Hope awoke in transition for the second time, only the memory of the first quickly faded from her memory along with everything that had come after. She was back in Mystic Falls. She thought she was. She was actually inside a cage and she was starving. Malivore. He thought he could starve her in there, keep her from feeding, keep her from completing her transition into the Tribrid. He underestimated her. She did escape, just in time to save Dr. Saltzman from the student Malivore had turned into a dragon, barely in time to take the vein he offered her and drink. The sky crackled ominously, as if she hadn’t been aware enough of what a mystical freak show she was. She’d never wanted any of this, but fate had come knocking and here she was. She had to end this, no matter what.

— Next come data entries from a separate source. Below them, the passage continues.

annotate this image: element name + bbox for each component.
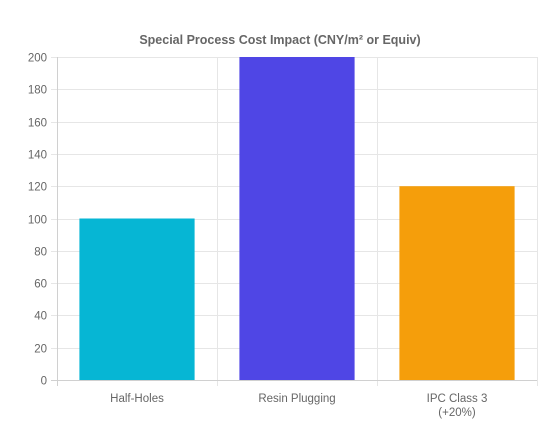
y-tick-label: 20 bbox=[34, 344, 47, 356]
x-tick-label: Resin Plugging bbox=[258, 393, 335, 405]
y-tick-label: 180 bbox=[28, 85, 47, 97]
y-tick-label: 40 bbox=[34, 311, 47, 323]
axes bbox=[51, 57, 537, 386]
y-tick-label: 0 bbox=[41, 376, 47, 388]
bar bbox=[399, 186, 515, 380]
x-tick-label: Half-Holes bbox=[110, 393, 164, 405]
y-tick-label: 140 bbox=[28, 150, 47, 162]
x-tick-label: IPC Class 3 bbox=[427, 393, 488, 405]
y-tick-label: 100 bbox=[28, 215, 47, 227]
y-tick-label: 160 bbox=[28, 118, 47, 130]
bars bbox=[79, 57, 515, 380]
chart-title: Special Process Cost Impact (CNY/m² or E… bbox=[139, 33, 420, 47]
axis-labels: 0 20 40 60 80 100 120 140 160 180 200 Half-Holes Res… bbox=[28, 53, 488, 420]
y-tick-label: 200 bbox=[28, 53, 47, 65]
y-tick-label: 60 bbox=[34, 279, 47, 291]
bar bbox=[79, 218, 195, 380]
y-tick-label: 120 bbox=[28, 182, 47, 194]
x-tick-label: (+20%) bbox=[438, 407, 476, 419]
bar bbox=[239, 57, 355, 380]
y-tick-label: 80 bbox=[34, 247, 47, 259]
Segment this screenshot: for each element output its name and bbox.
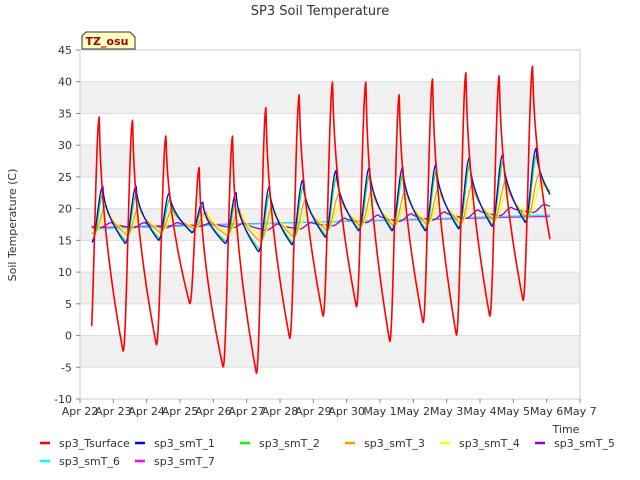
x-tick-label: May 1 [363, 405, 396, 418]
x-tick-label: Apr 25 [162, 405, 199, 418]
x-tick-label: May 4 [463, 405, 496, 418]
y-tick-label: 10 [58, 266, 72, 279]
annotation-box-shape [81, 31, 136, 50]
legend-label: sp3_Tsurface [59, 437, 130, 450]
y-tick-label: -5 [61, 361, 72, 374]
y-tick-label: 25 [58, 171, 72, 184]
legend-item-sp3_smT_2: sp3_smT_2 [240, 437, 320, 450]
legend-item-sp3_smT_6: sp3_smT_6 [40, 455, 120, 468]
annotation-text: TZ_osu [86, 35, 129, 48]
x-tick-label: Apr 24 [128, 405, 165, 418]
series-line-sp3_Tsurface [90, 65, 551, 374]
chart-title: SP3 Soil Temperature [251, 4, 389, 19]
series-line-sp3_smT_3 [91, 173, 551, 243]
y-tick-label: 5 [65, 298, 72, 311]
legend-label: sp3_smT_7 [154, 455, 215, 468]
x-tick-label: Apr 22 [62, 405, 99, 418]
band [80, 335, 580, 368]
legend-label: sp3_smT_6 [59, 455, 120, 468]
series-line-sp3_smT_4 [91, 182, 551, 238]
x-tick-label: May 5 [497, 405, 530, 418]
band [80, 272, 580, 304]
y-tick-label: 45 [58, 44, 72, 57]
legend-label: sp3_smT_3 [364, 437, 425, 450]
x-tick-label: Apr 30 [328, 405, 365, 418]
x-tick-label: Apr 23 [95, 405, 132, 418]
x-tick-label: May 2 [397, 405, 430, 418]
y-tick-label: -10 [54, 393, 72, 406]
y-tick-label: 40 [58, 76, 72, 89]
x-tick-label: May 6 [530, 405, 563, 418]
legend-item-sp3_smT_7: sp3_smT_7 [135, 455, 215, 468]
y-tick-label: 15 [58, 234, 72, 247]
legend-label: sp3_smT_2 [259, 437, 320, 450]
x-tick-label: Apr 29 [295, 405, 332, 418]
series-lines [90, 65, 551, 374]
legend-item-sp3_Tsurface: sp3_Tsurface [40, 437, 130, 450]
series-line-sp3_smT_1 [91, 147, 551, 253]
legend-label: sp3_smT_1 [154, 437, 215, 450]
x-axis-label: Time [552, 423, 580, 436]
y-axis-ticks: -10 -5 0 5 10 15 20 25 30 35 40 45 [54, 44, 80, 406]
legend-item-sp3_smT_3: sp3_smT_3 [345, 437, 425, 450]
y-axis-label: Soil Temperature (C) [6, 169, 19, 282]
legend-item-sp3_smT_4: sp3_smT_4 [440, 437, 520, 450]
x-tick-label: May 3 [430, 405, 463, 418]
legend-label: sp3_smT_4 [459, 437, 520, 450]
y-tick-label: 35 [58, 107, 72, 120]
annotation-box: TZ_osu [81, 31, 136, 50]
legend-item-sp3_smT_5: sp3_smT_5 [535, 437, 615, 450]
legend-item-sp3_smT_1: sp3_smT_1 [135, 437, 215, 450]
plot-frame [79, 49, 581, 400]
legend: sp3_Tsurface sp3_smT_1 sp3_smT_2 sp3_smT_3 s… [40, 437, 615, 468]
y-tick-label: 30 [58, 139, 72, 152]
x-tick-label: Apr 28 [262, 405, 299, 418]
x-tick-label: Apr 27 [228, 405, 265, 418]
legend-label: sp3_smT_5 [554, 437, 615, 450]
y-tick-label: 0 [65, 330, 72, 343]
y-tick-label: 20 [58, 203, 72, 216]
x-tick-label: Apr 26 [195, 405, 232, 418]
x-tick-label: May 7 [563, 405, 596, 418]
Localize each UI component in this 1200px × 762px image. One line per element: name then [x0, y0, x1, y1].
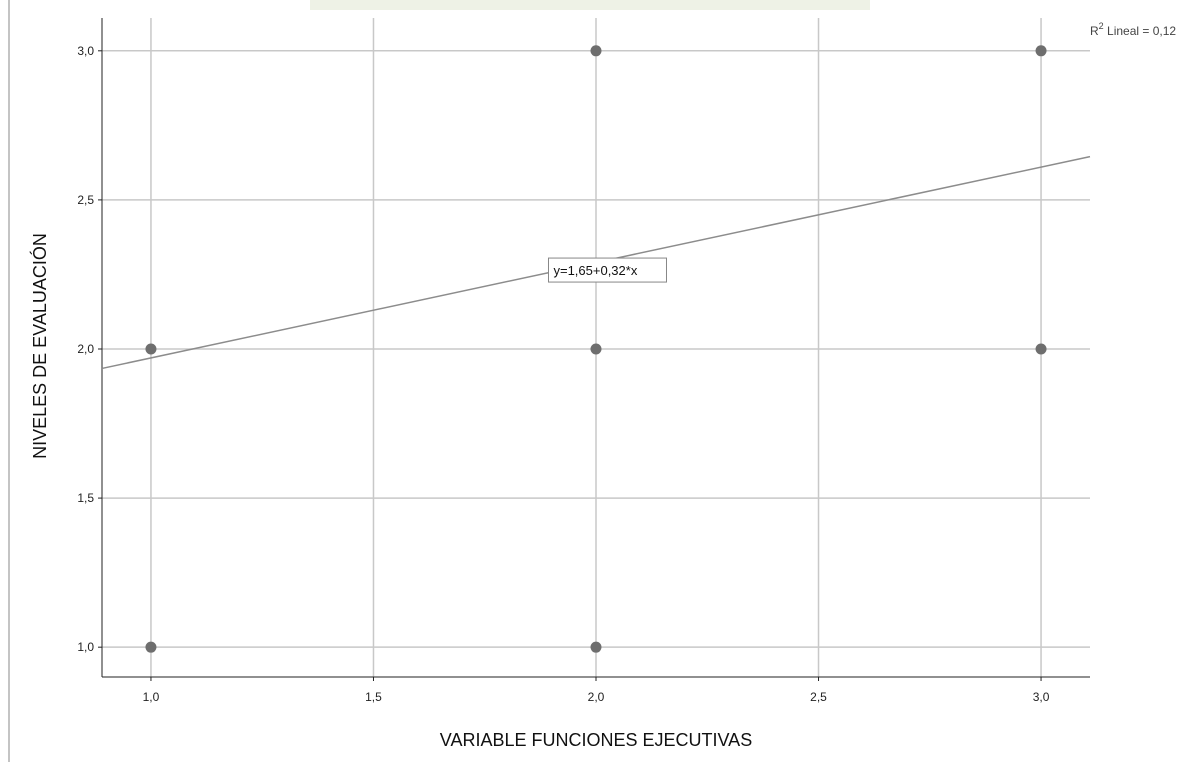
r2-superscript: 2 [1099, 21, 1104, 31]
svg-text:R2 Lineal = 0,12: R2 Lineal = 0,12 [1090, 21, 1176, 38]
x-tick-label: 2,5 [810, 690, 827, 704]
data-point [590, 343, 602, 355]
r2-prefix: R [1090, 24, 1099, 38]
y-tick-label: 2,5 [77, 193, 94, 207]
fit-equation-text: y=1,65+0,32*x [553, 263, 637, 278]
r2-value: Lineal = 0,12 [1104, 24, 1177, 38]
fit-equation-box [547, 257, 667, 283]
watermark-graphic [310, 0, 870, 10]
data-point [1035, 343, 1047, 355]
fit-equation-label: y=1,65+0,32*x [547, 257, 667, 283]
axes [8, 0, 1090, 762]
data-point [590, 641, 602, 653]
data-point [1035, 45, 1047, 57]
x-tick-label: 3,0 [1033, 690, 1050, 704]
x-tick-label: 2,0 [588, 690, 605, 704]
data-points [145, 45, 1047, 653]
data-point [590, 45, 602, 57]
data-point [145, 343, 157, 355]
y-tick-label: 2,0 [77, 342, 94, 356]
fit-line-group: y=1,65+0,32*x [101, 155, 1091, 370]
y-tick-label: 1,0 [77, 640, 94, 654]
y-tick-label: 1,5 [77, 491, 94, 505]
x-tick-label: 1,5 [365, 690, 382, 704]
r2-annotation: R2 Lineal = 0,12 [1090, 21, 1176, 38]
y-tick-label: 3,0 [77, 44, 94, 58]
tick-labels: 1,0 1,5 2,0 2,5 3,0 1,0 1,5 2,0 2,5 3,0 [77, 44, 1049, 704]
x-tick-label: 1,0 [143, 690, 160, 704]
data-point [145, 641, 157, 653]
x-axis-title: VARIABLE FUNCIONES EJECUTIVAS [440, 730, 752, 750]
y-axis-title: NIVELES DE EVALUACIÓN [29, 233, 50, 459]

Hunting Malivore was a little bit fun. She could admit that. There was definitely a part of her that wanted to make him suffer a little, make him pay for the things he’d done. For Raf, for Landon. Most of all for Landon. And then suddenly he Landon, the boy she loved, but it became pretty apparent that there were no choices left here. She and Landon both knew it. To kill Malivore, she had to kill him. That would have been true, anyway, even if this had still been the monster inhabiting his body and not him.
Hope never would have consciously chosen to flip her humanity switch, not knowing the kind of havoc a regular vampire could wreak with their humanity off and definitely not knowing how much worse she would be capable of. She hadn’t chosen it, but damn if it didn’t feel like freedom. For the first time in a long time, she wasn’t grieving. She wasn’t feeling all the survivors' guilt that came with having lost so many people. It was a breath of fresh air, but it couldn’t last. Her humanity started to creep in slowly, gett8ng louder and louder. Ironic that it was a talisman she’d made that hempd it along and helped her come back to herself. The weight of the new guilt was staggering and she couldn’t believe how many people forgave her for all the terrible things she’d done, but she was grateful. And she was just in time to save all of them from the wrath of a god who wanted to kill her and probably everyone else, too.
They shouldn’t have gotten through it as easily as they had, but it wasn’t without more loss. Ethan, Aurora, she couldn’t say if their deaths had been worth it, but at the end of the day, the school and her found family were safe and Hope was left with the next big decision: where to scatter her father’s ashes. What she wasn’t expecting was that Landon would become the new Ferryman between Limbo and Peace and arrange one last message from her father, himself. Somehow, it was exactly what she’d needed and she was almost at peace as she finally scattered his remains in the place that had become her home.
She was standing in the courtyard a not long later, greeting the newest group of students when everything shifted again. Suddenly, she was standing in the middle of Golden Gate Bridge. Memories flooded her mind instantly as she quickly moved out of the path of traffic. The phone in her pocket buzzed with day-old alerts and she pulled it out, skimming through worried texts from friends before her eyes landed on the alert she’d dreaded for months.
Her dad was gone. Caroline, too. She was back and she was alone.